Невозможно найти аргументы, потому что я понимаю, чем это продиктовано. Юношеский нигилизм ниспровержение любых авторитетов, но отказаться от добра тоже нельзя. Поэтому выход: мы не против добра, но кто сказал, что добро – это Бог, а не дьявол?! Единственно, что я могу сказать, что традиционно зло связывается с сатаной и бессмысленно, кощунственно менять местами имена, не меняя сути. Вообще я снова сильна задним умом: нужно было учитывать сатанинские настроения, когда проходили «Фауста». А я-то, как всегда, ударилась в голое теоретизирование, а он, нерв, вот где был! Вот почему они с таким воодушевлением прочитали «тяжелую» книгу!

15 мая 2006 г.

Почти ничего осталось до финиша, и сил уже нет никаких.

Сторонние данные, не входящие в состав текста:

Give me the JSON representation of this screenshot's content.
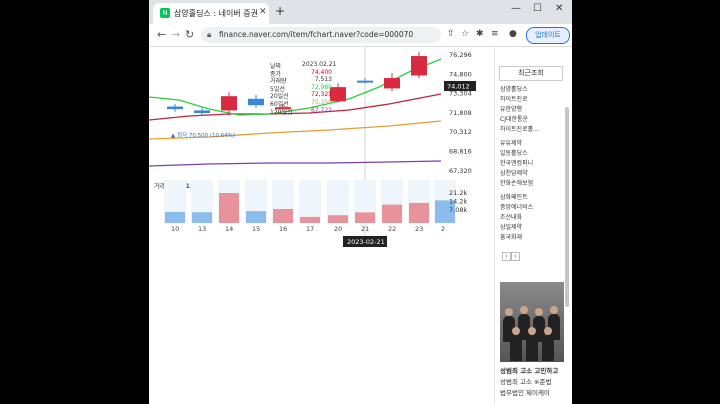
{
  "browser": {
    "tab_title": "삼양홀딩스 : 네이버 증권",
    "tab_close": "✕",
    "new_tab": "+",
    "url": "finance.naver.com/item/fchart.naver?code=000070",
    "update_label": "업데이트"
  },
  "info_panel": {
    "rows": [
      {
        "label": "날짜",
        "value": "2023.02.21",
        "color": "#333333"
      },
      {
        "label": "종가",
        "value": "74,400",
        "color": "#d0021b"
      },
      {
        "label": "거래량",
        "value": "7,513",
        "color": "#333333"
      },
      {
        "label": "5일선",
        "value": "72,980",
        "color": "#2ecc40"
      },
      {
        "label": "20일선",
        "value": "72,325",
        "color": "#d0021b"
      },
      {
        "label": "60일선",
        "value": "70,350",
        "color": "#e0a030"
      },
      {
        "label": "120일선",
        "value": "67,722",
        "color": "#7b3fb5"
      }
    ]
  },
  "chart_data": {
    "type": "candlestick",
    "x": [
      "10",
      "13",
      "14",
      "15",
      "16",
      "17",
      "20",
      "21",
      "22",
      "23",
      "2"
    ],
    "price_axis": [
      "76,296",
      "74,800",
      "73,304",
      "71,808",
      "70,312",
      "68,816",
      "67,320"
    ],
    "current_price_tag": "74,012",
    "low_annotation": "▲ 최저 70,500 (10.64%)",
    "volume_label": "거래량",
    "volume_value": "7,513",
    "volume_axis": [
      "21.2k",
      "14.2k",
      "7.08k"
    ],
    "crosshair_date": "2023-02-21",
    "candles": [
      {
        "x": "10",
        "open": 72400,
        "close": 72200,
        "high": 72600,
        "low": 72000,
        "dir": "down"
      },
      {
        "x": "13",
        "open": 72100,
        "close": 71900,
        "high": 72300,
        "low": 71700,
        "dir": "down"
      },
      {
        "x": "14",
        "open": 72100,
        "close": 73200,
        "high": 73500,
        "low": 71700,
        "dir": "up"
      },
      {
        "x": "15",
        "open": 73000,
        "close": 72500,
        "high": 73300,
        "low": 72300,
        "dir": "down"
      },
      {
        "x": "16",
        "open": 72300,
        "close": 72350,
        "high": 72600,
        "low": 72200,
        "dir": "up"
      },
      {
        "x": "20",
        "open": 72800,
        "close": 73900,
        "high": 74200,
        "low": 72700,
        "dir": "up"
      },
      {
        "x": "21",
        "open": 74400,
        "close": 74400,
        "high": 74600,
        "low": 74200,
        "dir": "down"
      },
      {
        "x": "22",
        "open": 73800,
        "close": 74600,
        "high": 75000,
        "low": 73600,
        "dir": "up"
      },
      {
        "x": "23",
        "open": 74800,
        "close": 76300,
        "high": 76600,
        "low": 74600,
        "dir": "up"
      }
    ],
    "volumes": [
      {
        "x": "10",
        "v": 7800,
        "dir": "down"
      },
      {
        "x": "13",
        "v": 7600,
        "dir": "down"
      },
      {
        "x": "14",
        "v": 21200,
        "dir": "up"
      },
      {
        "x": "15",
        "v": 8400,
        "dir": "down"
      },
      {
        "x": "16",
        "v": 9900,
        "dir": "up"
      },
      {
        "x": "17",
        "v": 4300,
        "dir": "up"
      },
      {
        "x": "20",
        "v": 5500,
        "dir": "up"
      },
      {
        "x": "21",
        "v": 7513,
        "dir": "up"
      },
      {
        "x": "22",
        "v": 13000,
        "dir": "up"
      },
      {
        "x": "23",
        "v": 14200,
        "dir": "up"
      },
      {
        "x": "2",
        "v": 16000,
        "dir": "down"
      }
    ],
    "colors": {
      "up": "#d82a40",
      "down": "#3a86d6",
      "ma5": "#2ecc40",
      "ma20": "#c0243a",
      "ma60": "#e0a030",
      "ma120": "#7b3fb5",
      "vol_up": "#e8939c",
      "vol_down": "#8cbcec"
    }
  },
  "sidebar": {
    "recent_title": "최근조회",
    "items": [
      "삼양홀딩스",
      "하이트진로",
      "유한양행",
      "CJ대한통운",
      "하이트진로홀…",
      "유유제약",
      "일동홀딩스",
      "한국앤컴퍼니",
      "삼천당제약",
      "한화손해보험",
      "삼화페인트",
      "중앙에너비스",
      "조선내화",
      "삼일제약",
      "흥국화재"
    ],
    "prev": "‹",
    "next": "›",
    "ad_line1": "성범죄 고소 고민하고",
    "ad_line2": "성범죄 고소 ※준법",
    "ad_line3": "법무법인 제이케이"
  }
}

Тем более, что я как-то расслабилась. На майские с Еленой Александровной были в Ленинграде (никак не научусь его правильно называть). Это так красиво, так необыкновенно, так одухотворенно. Надо будет детей свозить, и я уже заранее на все смотрела их глазами, вернее, пыталась смотреть. Мне бы хотелось, чтобы они поняли: вероятно, есть более красивые столицы, хотя я видала почти все европейские, кроме Лондона, и не нашла более красивых, но нет и не может быть более духовных. Где каждый камень из области человеческого духа, а не материи.

Август 2006 г. Начало нового учебного года.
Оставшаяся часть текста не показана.